For eight months in 2018, Vanessa Melesio packed boxes at an Amazon warehouse in Redlands, Calif. The company required her to pack as many as 68 individual items an hour, she said, with some weighing as much as 50 pounds.

Melesio took the $15-an-hour job right out of college, knowing that Amazon often hires people quickly. She had no knowledge of safety issues at the company.

As Melesio, now 26, stepped onto a large, metal cart to lift a heavy box, the wheels began to roll. She landed hard on the concrete floor, and, at first, mostly felt embarrassed. But 15 minutes later, her arm was throbbing. She moved to rest in a breakroom with a supervisor watching.
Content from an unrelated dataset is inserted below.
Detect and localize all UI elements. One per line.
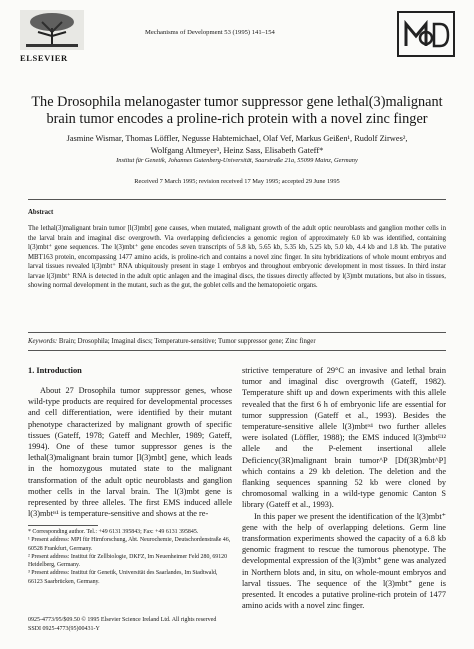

The clinic at the warehouse offered Melesio some Advil and a heat pack, and eventually she went back to work. Two weeks later, her doctor diagnosed her with a fractured elbow. Melesio asked for a different job, a request she said Amazon wouldn’t oblige.

After her injury, the company recommended that Melesio be put on light duty, but because the facility didn’t have such a position, it asked her to take a leave of absence, which Melesio said would have been unpaid. The company said her application for leave was denied because of a lack of documentation. Amazon‘s Nantel said it tried to contact Melesio via email and phone calls to resolve the issue but couldn’t connect.

Melesio said she tried to resolve the issue with Amazon, only to run into a maze of bureaucracy related to her time off and workers’ compensation claims. In emails she shared with The Post, Melesio told the company she reached out repeatedly to its employee relations staff and got no reply.

The company ultimately fired Melesio for attendance violations, both Amazon and Melesio said. She’s now studying urban and regional planning at California State Polytechnic University at Pomona.

“They don’t care about your well-being,” she said. “If you’re not efficient, you are not worth it to them.”